Bravi B, Sollich P
Current affiliation: Institute of Theoretical Physics, Ecole Polytechnique Fédérale de Lausanne (EPFL), CH-1015 Lausanne, Switzerland.
Phys Biol. 2017 Jul 19;14(4):045010. doi: 10.1088/1478-3975/aa7363.
We apply a Gaussian variational approximation to model reduction in large biochemical networks of unary and binary reactions. We focus on a small subset of variables (subnetwork) of interest, e.g. because they are accessible experimentally, embedded in a larger network (bulk). The key goal is to write dynamical equations reduced to the subnetwork but still retaining the effects of the bulk. As a result, the subnetwork-reduced dynamics contains a memory term and an extrinsic noise term with non-trivial temporal correlations. We first derive expressions for this memory and noise in the linearized (Gaussian) dynamics and then use a perturbative power expansion to obtain first order nonlinear corrections. For the case of vanishing intrinsic noise, our description is explicitly shown to be equivalent to projection methods up to quadratic terms, but it is applicable also in the presence of stochastic fluctuations in the original dynamics. An example from the epidermal growth factor receptor signalling pathway is provided to probe the increased prediction accuracy and computational efficiency of our method.

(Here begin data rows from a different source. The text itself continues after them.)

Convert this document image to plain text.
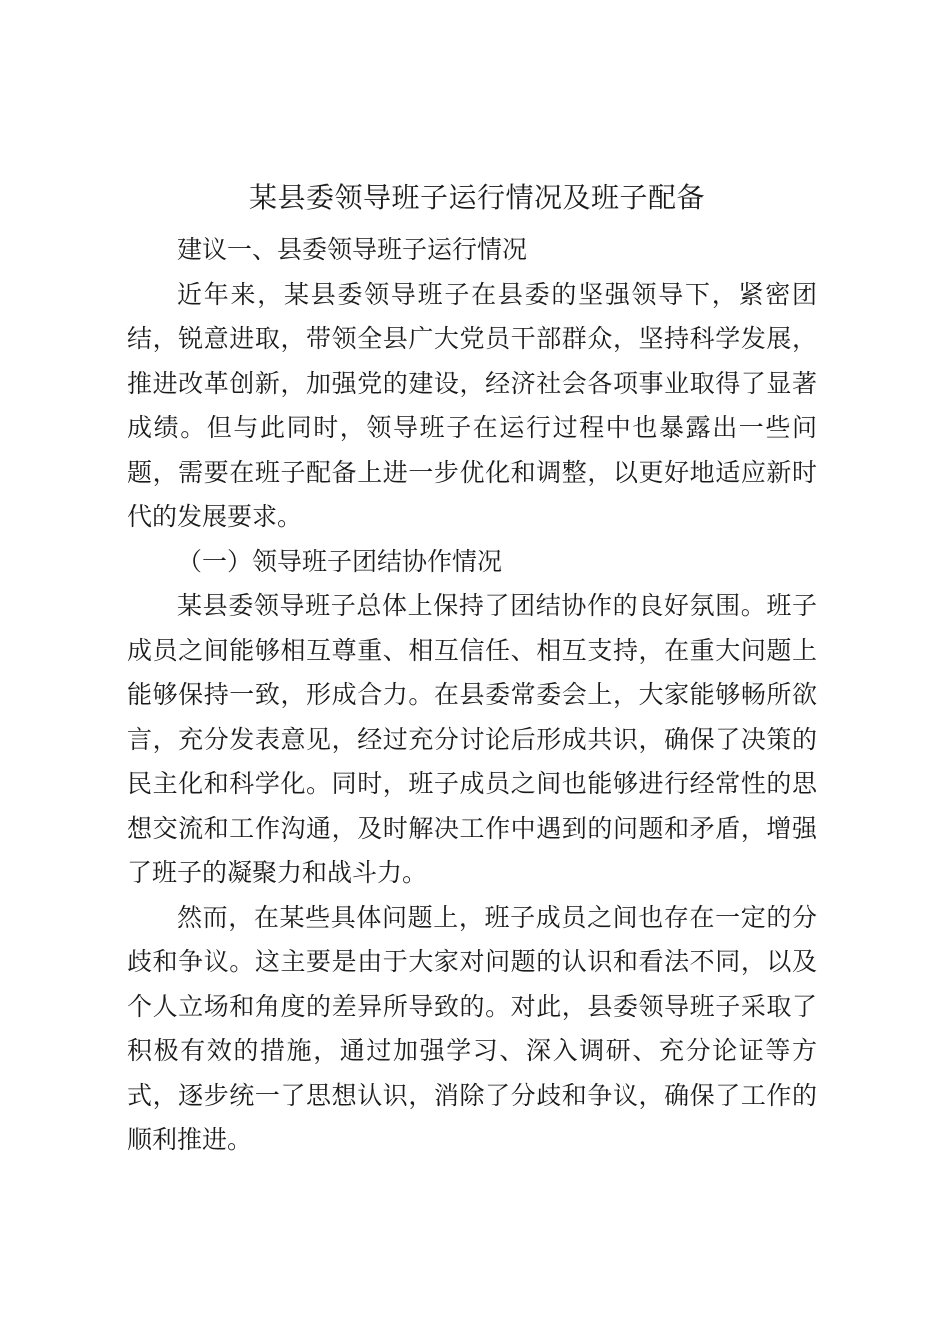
某县委领导班子运行情况及班子配备

建议一、县委领导班子运行情况

近年来，某县委领导班子在县委的坚强领导下，紧密团结，锐意进取，带领全县广大党员干部群众，坚持科学发展，推进改革创新，加强党的建设，经济社会各项事业取得了显著成绩。但与此同时，领导班子在运行过程中也暴露出一些问题，需要在班子配备上进一步优化和调整，以更好地适应新时代的发展要求。

（一）领导班子团结协作情况

某县委领导班子总体上保持了团结协作的良好氛围。班子成员之间能够相互尊重、相互信任、相互支持，在重大问题上能够保持一致，形成合力。在县委常委会上，大家能够畅所欲言，充分发表意见，经过充分讨论后形成共识，确保了决策的民主化和科学化。同时，班子成员之间也能够进行经常性的思想交流和工作沟通，及时解决工作中遇到的问题和矛盾，增强了班子的凝聚力和战斗力。

然而，在某些具体问题上，班子成员之间也存在一定的分歧和争议。这主要是由于大家对问题的认识和看法不同，以及个人立场和角度的差异所导致的。对此，县委领导班子采取了积极有效的措施，通过加强学习、深入调研、充分论证等方式，逐步统一了思想认识，消除了分歧和争议，确保了工作的顺利推进。
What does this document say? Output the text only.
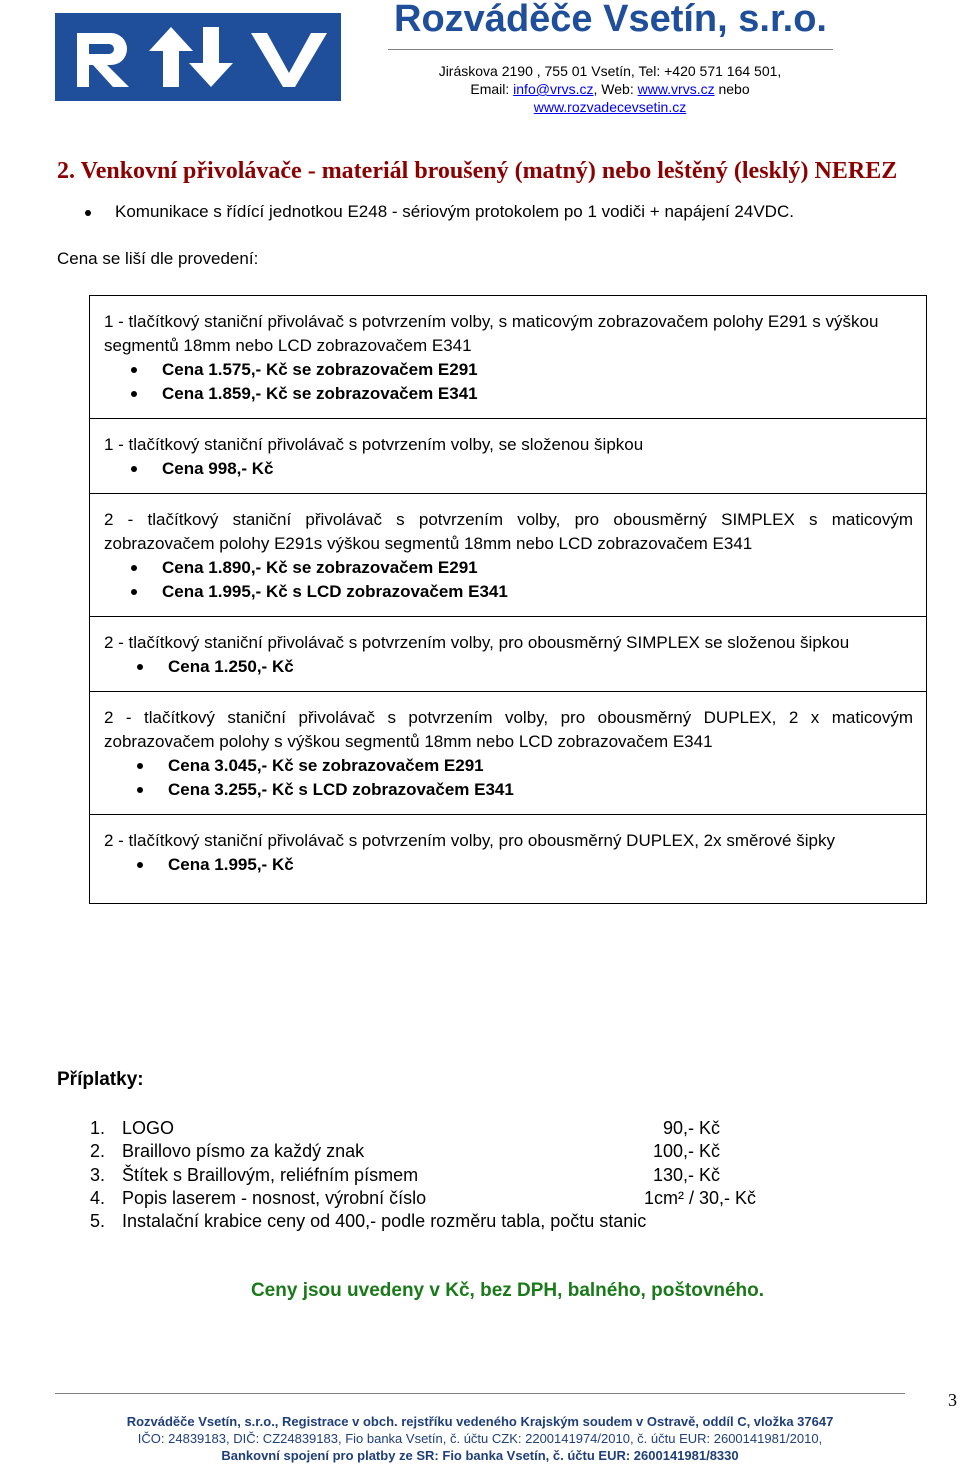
Rozváděče Vsetín, s.r.o.
Jiráskova 2190 , 755 01 Vsetín, Tel: +420 571 164 501,
Email: info@vrvs.cz, Web: www.vrvs.cz nebo
www.rozvadecevsetin.cz
2. Venkovní přivolávače - materiál broušený (matný) nebo leštěný (lesklý) NEREZ
Komunikace s řídící jednotkou E248 - sériovým protokolem po 1 vodiči + napájení 24VDC.
Cena se liší dle provedení:
1 - tlačítkový staniční přivolávač s potvrzením volby, s maticovým zobrazovačem polohy E291 s výškou segmentů 18mm nebo LCD zobrazovačem E341
Cena 1.575,- Kč se zobrazovačem E291
Cena 1.859,- Kč se zobrazovačem E341
1 - tlačítkový staniční přivolávač s potvrzením volby, se složenou šipkou
Cena 998,- Kč
2 - tlačítkový staniční přivolávač s potvrzením volby, pro obousměrný SIMPLEX s maticovým zobrazovačem polohy E291s výškou segmentů 18mm nebo LCD zobrazovačem E341
Cena 1.890,- Kč se zobrazovačem E291
Cena 1.995,- Kč s LCD zobrazovačem E341
2 - tlačítkový staniční přivolávač s potvrzením volby, pro obousměrný SIMPLEX se složenou šipkou
Cena 1.250,- Kč
2 - tlačítkový staniční přivolávač s potvrzením volby, pro obousměrný DUPLEX, 2 x maticovým zobrazovačem polohy s výškou segmentů 18mm nebo LCD zobrazovačem E341
Cena 3.045,- Kč se zobrazovačem E291
Cena 3.255,- Kč s LCD zobrazovačem E341
2 - tlačítkový staniční přivolávač s potvrzením volby, pro obousměrný DUPLEX, 2x směrové šipky
Cena 1.995,- Kč
Příplatky:
1. LOGO	90,- Kč
2. Braillovo písmo za každý znak	100,- Kč
3. Štítek s Braillovým, reliéfním písmem	130,- Kč
4. Popis laserem - nosnost, výrobní číslo	1cm² / 30,- Kč
5. Instalační krabice ceny od 400,- podle rozměru tabla, počtu stanic
Ceny jsou uvedeny v Kč, bez DPH, balného, poštovného.
3
Rozváděče Vsetín, s.r.o., Registrace v obch. rejstříku vedeného Krajským soudem v Ostravě, oddíl C, vložka 37647
IČO: 24839183, DIČ: CZ24839183, Fio banka Vsetín, č. účtu CZK: 2200141974/2010, č. účtu EUR: 2600141981/2010,
Bankovní spojení pro platby ze SR: Fio banka Vsetín, č. účtu EUR: 2600141981/8330
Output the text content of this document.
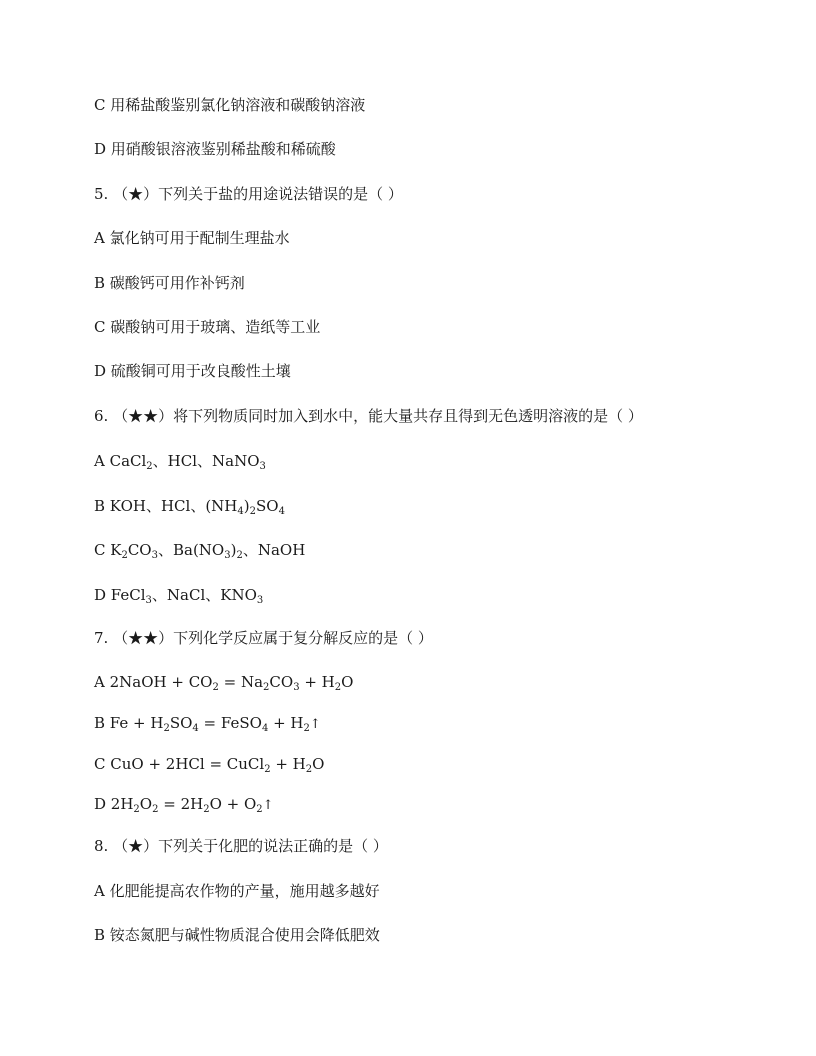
C 用稀盐酸鉴别氯化钠溶液和碳酸钠溶液
D 用硝酸银溶液鉴别稀盐酸和稀硫酸
5. （★）下列关于盐的用途说法错误的是（ ）
A 氯化钠可用于配制生理盐水
B 碳酸钙可用作补钙剂
C 碳酸钠可用于玻璃、造纸等工业
D 硫酸铜可用于改良酸性土壤
6. （★★）将下列物质同时加入到水中，能大量共存且得到无色透明溶液的是（ ）
A CaCl$_2$、HCl、NaNO$_3$
B KOH、HCl、$(NH_4)_2SO_4$
C $K_2CO_3$、$Ba(NO_3)_2$、NaOH
D FeCl$_3$、NaCl、$KNO_3$
7. （★★）下列化学反应属于复分解反应的是（ ）
A 2NaOH + $CO_2 = Na_2CO_3 + H_2O$
B $Fe + H_2SO_4$ = FeSO$_4$ + $H_2↑$
C CuO + 2HCl = CuCl$_2$ + $H_2O$
D $2H_2O_2 = 2H_2O$ + $O_2↑$
8. （★）下列关于化肥的说法正确的是（ ）
A 化肥能提高农作物的产量，施用越多越好
B 铵态氮肥与碱性物质混合使用会降低肥效
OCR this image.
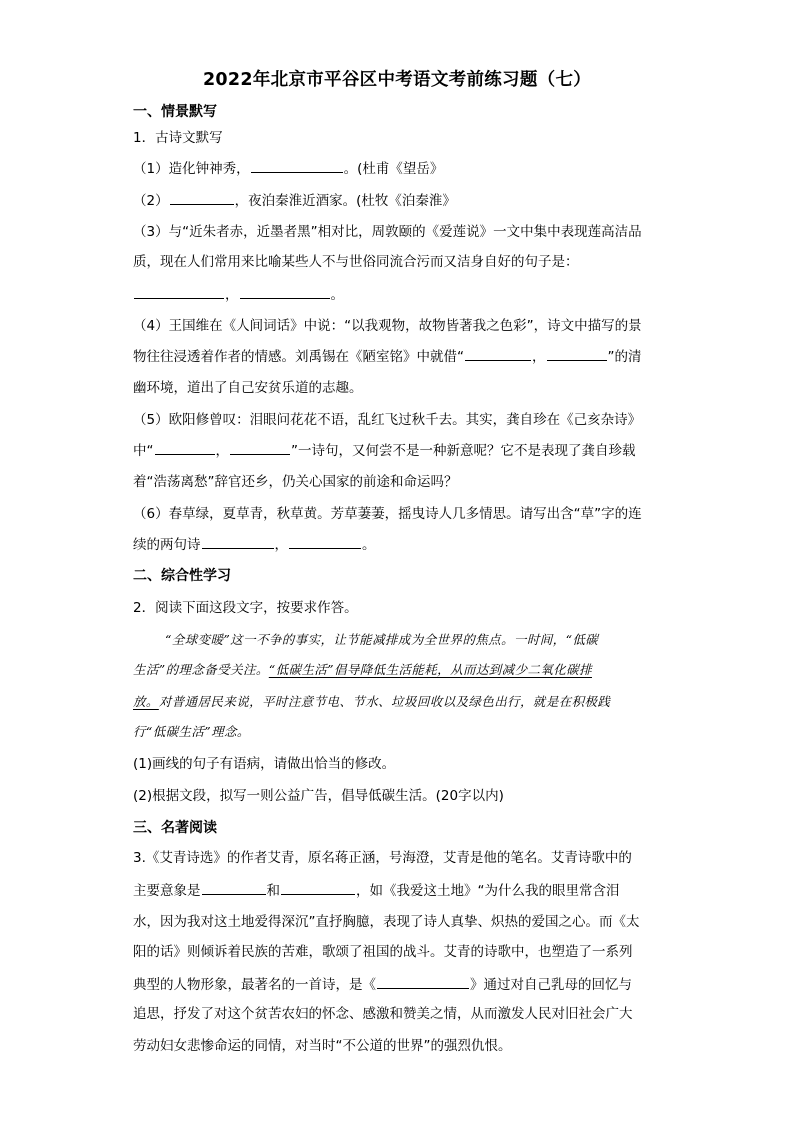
2022年北京市平谷区中考语文考前练习题（七）
一、情景默写
1．古诗文默写
（1）造化钟神秀，	。(杜甫《望岳》
（2）	，夜泊秦淮近酒家。(杜牧《泊秦淮》
（3）与“近朱者赤，近墨者黑”相对比，周敦颐的《爱莲说》一文中集中表现莲高洁品
质，现在人们常用来比喻某些人不与世俗同流合污而又洁身自好的句子是：
，	。
（4）王国维在《人间词话》中说：“以我观物，故物皆著我之色彩”，诗文中描写的景
物往往浸透着作者的情感。刘禹锡在《陋室铭》中就借“	，	”的清
幽环境，道出了自己安贫乐道的志趣。
（5）欧阳修曾叹：泪眼问花花不语，乱红飞过秋千去。其实，龚自珍在《己亥杂诗》
中“	，	”一诗句，又何尝不是一种新意呢？它不是表现了龚自珍载
着“浩荡离愁”辞官还乡，仍关心国家的前途和命运吗？
（6）春草绿，夏草青，秋草黄。芳草萋萋，摇曳诗人几多情思。请写出含“草”字的连
续的两句诗	，	。
二、综合性学习
2．阅读下面这段文字，按要求作答。
“全球变暖”这一不争的事实，让节能减排成为全世界的焦点。一时间，“低碳
生活”的理念备受关注。“低碳生活”倡导降低生活能耗，从而达到减少二氧化碳排
放。对普通居民来说，平时注意节电、节水、垃圾回收以及绿色出行，就是在积极践
行“低碳生活”理念。
(1)画线的句子有语病，请做出恰当的修改。
(2)根据文段，拟写一则公益广告，倡导低碳生活。(20字以内)
三、名著阅读
3.《艾青诗选》的作者艾青，原名蒋正涵，号海澄，艾青是他的笔名。艾青诗歌中的
主要意象是	和	，如《我爱这土地》“为什么我的眼里常含泪
水，因为我对这土地爱得深沉”直抒胸臆，表现了诗人真挚、炽热的爱国之心。而《太
阳的话》则倾诉着民族的苦难，歌颂了祖国的战斗。艾青的诗歌中，也塑造了一系列
典型的人物形象，最著名的一首诗，是《	》通过对自己乳母的回忆与
追思，抒发了对这个贫苦农妇的怀念、感激和赞美之情，从而激发人民对旧社会广大
劳动妇女悲惨命运的同情，对当时“不公道的世界”的强烈仇恨。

我们应用高斯变分近似来对一元和二元反应的大型生化网络进行模型简化。我们关注感兴趣的一小部分变量(子网络),例如因为它们可以通过实验获取,这些变量嵌入在一个更大的网络(主体网络)中。关键目标是写出简化到子网络但仍保留主体网络影响的动力学方程。结果,简化后的子网络动力学包含一个记忆项和一个具有非平凡时间相关性的外在噪声项。我们首先在线性化(高斯)动力学中推导这个记忆和噪声的表达式,然后使用微扰幂次展开来获得一阶非线性修正。对于内在噪声消失的情况,我们的描述被明确证明在二次项以内等同于投影方法,但它也适用于原始动力学中存在随机涨落的情况。提供了一个来自表皮生长因子受体信号通路的例子来探究我们方法提高的预测准确性和计算效率。